Francesco aveva auspicato che riprendesse “il cammino di riconciliazione tra il popolo armeno e quello turco”. “Sono quasi convinto che le parole del Pontefice saranno percepite come spinose dal governo e dai leader turchi” commenta all’Ansa il presidente armeno Serzh Sarkysyan. “Distinguo il governo turco dal popolo turco. Sono convinto che le parole del Papa toccheranno le menti e i cuori di molti turchi che avranno una opportunità di riconsiderare il genocidio degli armeni e di liberarsi del peso della storia”. E’ più netto il ministro degli Esteri armeno Edward Nalbandian: “Siamo in una situazione in cui la Turchia parla in una lingua diversa da quella del resto della comunità internazionale e sembra che non capisca di parlare un diverso linguaggio. In questi ultimi giorni ci sono numerosi organismi internazionali che adottano risoluzioni o dichiarazioni che riconoscono il genocidio e fanno appello alla Turchia affinché faccia questo passo. E le dichiarazioni del papa si inseriscono in questo contesto di valori universali. Quando la Turchia potrà capire ciò, capirà cosa sta dicendo la comunità internazionale e grandi personalità come papa Francesco”.

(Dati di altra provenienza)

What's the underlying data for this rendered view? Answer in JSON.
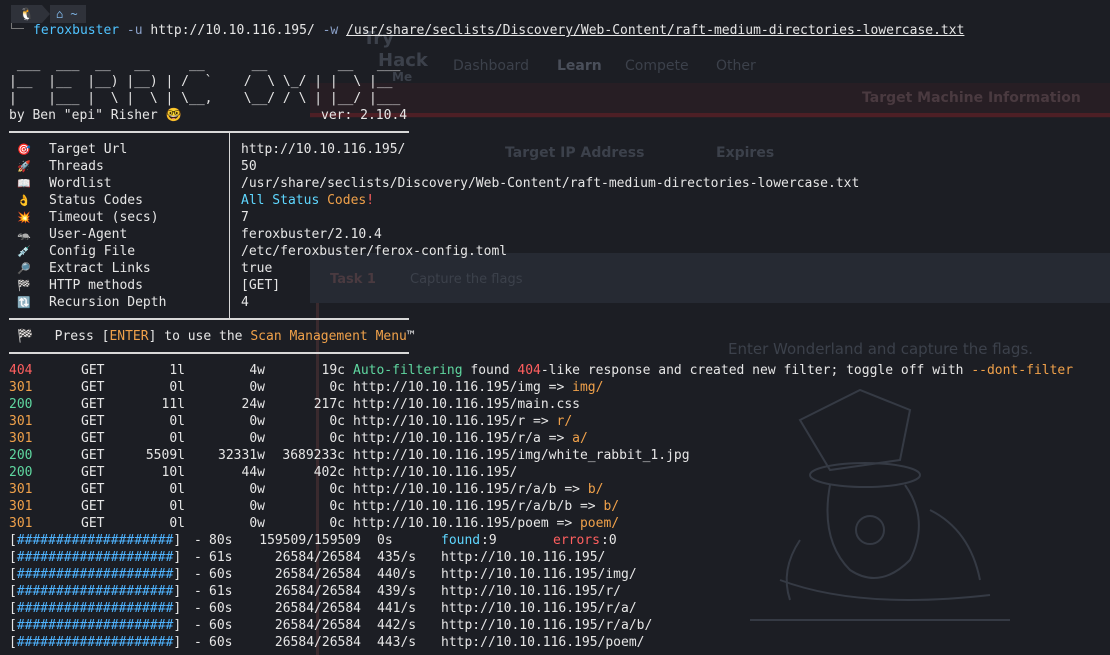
{
  "prompt": {
    "os_icon": "🐧",
    "home_icon": "⌂",
    "cwd": "~"
  },
  "command": {
    "program": "feroxbuster",
    "flag_u": "-u",
    "url": "http://10.10.116.195/",
    "flag_w": "-w",
    "wordlist": "/usr/share/seclists/Discovery/Web-Content/raft-medium-directories-lowercase.txt"
  },
  "banner": {
    "art": [
      " ___  ___  __   __     __      __         __   ___",
      "|__  |__  |__) |__) | /  `    /  \\ \\_/ | |  \\ |__",
      "|    |___ |  \\ |  \\ | \\__,    \\__/ / \\ | |__/ |___"
    ],
    "author": "by Ben \"epi\" Risher 🤓",
    "version": "ver: 2.10.4"
  },
  "config": [
    {
      "icon": "🎯",
      "label": "Target Url",
      "value": "http://10.10.116.195/"
    },
    {
      "icon": "🚀",
      "label": "Threads",
      "value": "50"
    },
    {
      "icon": "📖",
      "label": "Wordlist",
      "value": "/usr/share/seclists/Discovery/Web-Content/raft-medium-directories-lowercase.txt"
    },
    {
      "icon": "👌",
      "label": "Status Codes",
      "value_a": "All Status",
      "value_b": "Codes",
      "value_c": "!"
    },
    {
      "icon": "💥",
      "label": "Timeout (secs)",
      "value": "7"
    },
    {
      "icon": "🦡",
      "label": "User-Agent",
      "value": "feroxbuster/2.10.4"
    },
    {
      "icon": "💉",
      "label": "Config File",
      "value": "/etc/feroxbuster/ferox-config.toml"
    },
    {
      "icon": "🔎",
      "label": "Extract Links",
      "value": "true"
    },
    {
      "icon": "🏁",
      "label": "HTTP methods",
      "value": "[GET]"
    },
    {
      "icon": "🔃",
      "label": "Recursion Depth",
      "value": "4"
    }
  ],
  "menu_hint": {
    "icon": "🏁",
    "pre": "Press [",
    "key": "ENTER",
    "mid": "] to use the ",
    "menu": "Scan Management Menu",
    "post": "™"
  },
  "results": [
    {
      "code": "404",
      "method": "GET",
      "lines": "1l",
      "words": "4w",
      "chars": "19c",
      "msg_a": "Auto-filtering",
      "msg_b": " found ",
      "msg_c": "404",
      "msg_d": "-like response and created new filter; toggle off with ",
      "msg_e": "--dont-filter"
    },
    {
      "code": "301",
      "method": "GET",
      "lines": "0l",
      "words": "0w",
      "chars": "0c",
      "url": "http://10.10.116.195/img => ",
      "redirect": "img/"
    },
    {
      "code": "200",
      "method": "GET",
      "lines": "11l",
      "words": "24w",
      "chars": "217c",
      "url": "http://10.10.116.195/main.css"
    },
    {
      "code": "301",
      "method": "GET",
      "lines": "0l",
      "words": "0w",
      "chars": "0c",
      "url": "http://10.10.116.195/r => ",
      "redirect": "r/"
    },
    {
      "code": "301",
      "method": "GET",
      "lines": "0l",
      "words": "0w",
      "chars": "0c",
      "url": "http://10.10.116.195/r/a => ",
      "redirect": "a/"
    },
    {
      "code": "200",
      "method": "GET",
      "lines": "5509l",
      "words": "32331w",
      "chars": "3689233c",
      "url": "http://10.10.116.195/img/white_rabbit_1.jpg"
    },
    {
      "code": "200",
      "method": "GET",
      "lines": "10l",
      "words": "44w",
      "chars": "402c",
      "url": "http://10.10.116.195/"
    },
    {
      "code": "301",
      "method": "GET",
      "lines": "0l",
      "words": "0w",
      "chars": "0c",
      "url": "http://10.10.116.195/r/a/b => ",
      "redirect": "b/"
    },
    {
      "code": "301",
      "method": "GET",
      "lines": "0l",
      "words": "0w",
      "chars": "0c",
      "url": "http://10.10.116.195/r/a/b/b => ",
      "redirect": "b/"
    },
    {
      "code": "301",
      "method": "GET",
      "lines": "0l",
      "words": "0w",
      "chars": "0c",
      "url": "http://10.10.116.195/poem => ",
      "redirect": "poem/"
    }
  ],
  "progress": [
    {
      "bar": "####################",
      "time": "80s",
      "count": "159509/159509",
      "rate": "0s",
      "found_label": "found",
      "found": "9",
      "errors_label": "errors",
      "errors": "0",
      "fraction": 1.0
    },
    {
      "bar": "####################",
      "time": "61s",
      "count": "26584/26584",
      "rate": "435/s",
      "url": "http://10.10.116.195/",
      "fraction": 1.0
    },
    {
      "bar": "####################",
      "time": "60s",
      "count": "26584/26584",
      "rate": "440/s",
      "url": "http://10.10.116.195/img/",
      "fraction": 1.0
    },
    {
      "bar": "####################",
      "time": "61s",
      "count": "26584/26584",
      "rate": "439/s",
      "url": "http://10.10.116.195/r/",
      "fraction": 1.0
    },
    {
      "bar": "####################",
      "time": "60s",
      "count": "26584/26584",
      "rate": "441/s",
      "url": "http://10.10.116.195/r/a/",
      "fraction": 1.0
    },
    {
      "bar": "####################",
      "time": "60s",
      "count": "26584/26584",
      "rate": "442/s",
      "url": "http://10.10.116.195/r/a/b/",
      "fraction": 1.0
    },
    {
      "bar": "####################",
      "time": "60s",
      "count": "26584/26584",
      "rate": "443/s",
      "url": "http://10.10.116.195/poem/",
      "fraction": 1.0
    }
  ],
  "background_page": {
    "brand_a": "Try",
    "brand_b": "Hack",
    "brand_c": "Me",
    "nav": [
      "Dashboard",
      "Learn",
      "Compete",
      "Other"
    ],
    "section_title": "Target Machine Information",
    "col_ip": "Target IP Address",
    "col_expires": "Expires",
    "task_label": "Task 1",
    "task_title": "Capture the flags",
    "task_desc": "Enter Wonderland and capture the flags."
  },
  "colors": {
    "bg": "#1c1e24",
    "ok": "#5fd7a0",
    "redirect": "#f0a14a",
    "error": "#ff5f5f",
    "accent": "#4fc3ff"
  }
}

La Turchia continua a negare che quello del 1915-16 sia stato un genocidio e combatte una guerra diplomatica permanente per cercare di impedire che venga riconosciuto all’estero da un numero crescente di Stati. Ankara, in particolare, ha sempre respinto l’espressione di genocidio, che presuppone premeditazione e volontà sistematica di eliminazione di un popolo, secondo la definizione di genocidio che venne coniata nel 1943 dall’avvocato polacco Raphael Lemkin. Gli armeni fanno risalire l’inizio del genocidio alla notte tra il 23 e 24 aprile del 1915, quando il governo ottomano ordinò l’arresto e l’esecuzione di 50 tra intellettuali e leader della comunità armena, con il pretesto che fossero “una quinta colonna” dei russi.

Dopo quel primo episodio, centinaia di migliaia di armeni vennero deportati e uccisi tra il 1915 ed il 1916. Secondo l’Armenia, le vittime di quei massacri furono almeno 1,5 milioni, secondo la Turchia circa 300mila, mentre l’Associazione internazionale degli studiosi di genocidi ritiene che gli armeni uccisi furono “oltre un milione“. Sono una ventina i Paesi nel mondo che hanno ufficialmente riconosciuto come genocidio il massacro degli armeni: tra questi l’Italia, la Francia, la Russia, l’Argentina e poi anche il Parlamento europeo. Non gli Stati Uniti, dove ancora nei giorni scorsi 49 deputati americani hanno scritto al presidente americano Barack Obama chiedendo che riconosca il massacro degli armeni come genocidio.

In Turchia, l’utilizzo del termine genocidio è punito con il carcere in base all’articolo 301 del codice penale, che prevede il reato di “vilipendio dell’identità turca”: per questo sono stati perseguiti lo scrittore Nobel per la letteratura Orhan Pamuk e il giornalista di origine armena Hrant Dink, che venne ucciso da un ultranazionalista nel gennaio del 2007. Lo scorso anno, l’allora premier oggi presidente Recep Tayyip Erdogan, in un gesto senza precedenti, offrì le sue “condoglianze ai nipoti degli armeni uccisi nel 1915”, auspicando che “gli armeni che hanno perso la vita nelle circostanze dell’inizio del XX secolo riposino in pace”.